Home-grown artists will be highlighted in the 2021 Perth Festival program, which features Tim Minchin performing songs from his new album Alone Together with WASO as the headline act.
Home-grown artists will be highlighted in the 2021 Perth Festival program, which features Tim Minchin performing songs from his new album Alone Together with WASO as the headline act.
Following on from last year’s theme of karla (meaning fire in Noongar), the 2021 program is centred around bilya, which means river.
The Perth Cultural Centre will be the festival’s hub, and will be home to entertainment precinct the City of Lights, which has relocated from the Perth Concert Hall.
As large-scale events like Highway to Hell and Boorna Waanginy: The Trees Speak are not possible due to COVID-19 restrictions, the festival’s mass free event will be a light and animation show projected onto the walls of the buildings in the Perth Cultural Centre every night.
The show is called Bilya Beneath and includes music, projections and animations, to pay tribute to Northbridge’s waterways.
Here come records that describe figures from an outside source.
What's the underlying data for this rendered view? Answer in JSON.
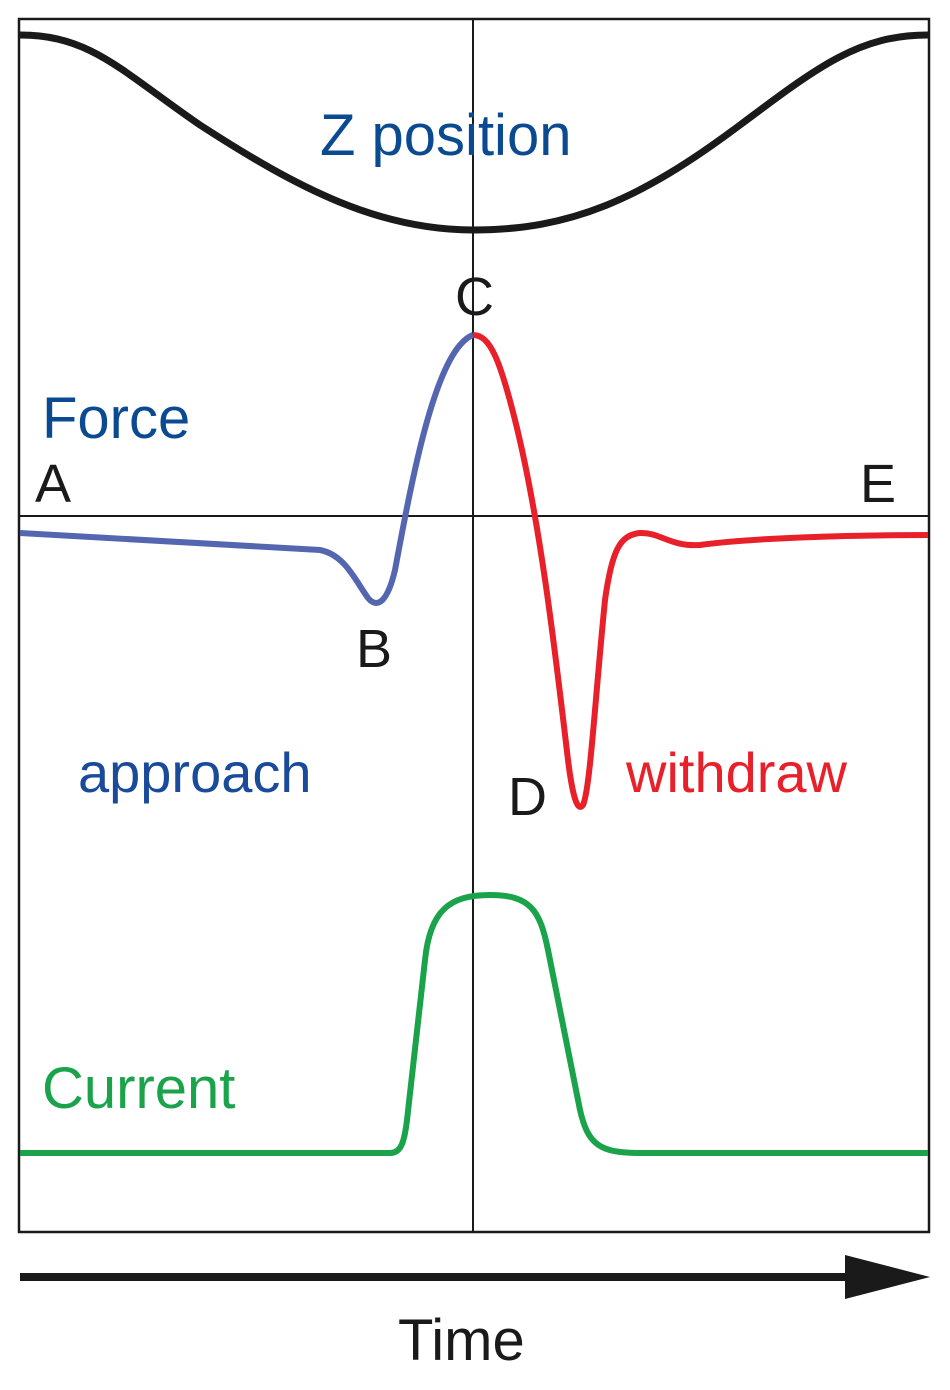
{
  "curves": {
    "z_position": "Z position",
    "force": "Force",
    "current": "Current"
  },
  "points": {
    "a": "A",
    "b": "B",
    "c": "C",
    "d": "D",
    "e": "E"
  },
  "phases": {
    "approach": "approach",
    "withdraw": "withdraw"
  },
  "axis": {
    "label": "Time"
  }
}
This year’s program includes 18 world premieres and 44 festival commissions, more than twice as many as in 2020, according to the festival.
Theatre works include Black Brass by African-born writer and performer Mararo Wangai, the choose-your-own theatre adventure of The Last Great Hunt’s Whistleblower, Ian Sinclair’s family drama Whale Fall and Jay Emmanuel’s play Children of the Sea.
Co3 Australia will bring the world premiere of Archives of Humanity, The Blue Room Theatre will present MoveMoveMove and Emma Fishwick’s Slow Burn Together will be performed.
Indigenous-led art features heavily, including the Noongar-led walking performance Galup at Lake Monger, the Noongar dub of Bruce Lee’s iconic kung-fu film Fist of Fury Noongar Daa and Koort (Heart), Gina Williams and Guy Ghouse’s song cycle in Government House Gardens.
Yirra Yaakin Theatre Company also brings an indigenous voice to the queer-love story The Sum of Us, the play that inspired the 1990s Jack Thompson-Russell Crowe film.
Children will be entertained with the Wild Things, which will see WA authors, musicians and performers takeover Perth Zoo.
The program also includes Barking Gecko Theatre’s new show House and Freeze Frame Opera’s The Little Mermaid.
Established Festival favourites Black Swan State Theatre Company of WA, West Australian Ballet, West Australian Opera and the WA Symphony Orchestra will make appearances, including for WA Opera’s two-night 30th anniversary special presentation of the Lotterywest Opera in the Park and Dreams of Place by Noongar singers Barry McGuire and Della Rae Morrison, WASO and Western Australian Youth Orchestra.
Lotterywest Films will run from November 30 until April 5, and will premiere the WA-made Venice Film Festival hit The Furnace.
The 2021 festival will be artistic director Iain Grandage’s second at the helm.
Mr Grandage said it was a joy to celebrate the work of local independent artists this year.
“The program is filled with exciting new commissions which reflect the breadth and reach of our shared community,” Mr Grandage said.
He said the festival honours Derbarl Yerrigan, the Swan River, as it was deeply entwined with the creation story of Perth.
The announcement of Perth Festival’s program comes a week after Fringe World Festival launched ticket sales for its early release shows.
The announced shows include Deadset by YUCK Circus, cabaret show ARCANA: The Order of the Divine and Matt Hale’s new comedy hypnotist show BONKERS!
The festival has changed some of its entry requirements for 2021 to support artists, including waiving or deferring some fees until after the festival.
Fringe World is also debuting its new app, which has replaced its physical booklet.
Fringe World runs from January 15 to February 14, while Perth Festival begins on February 5 to February 28.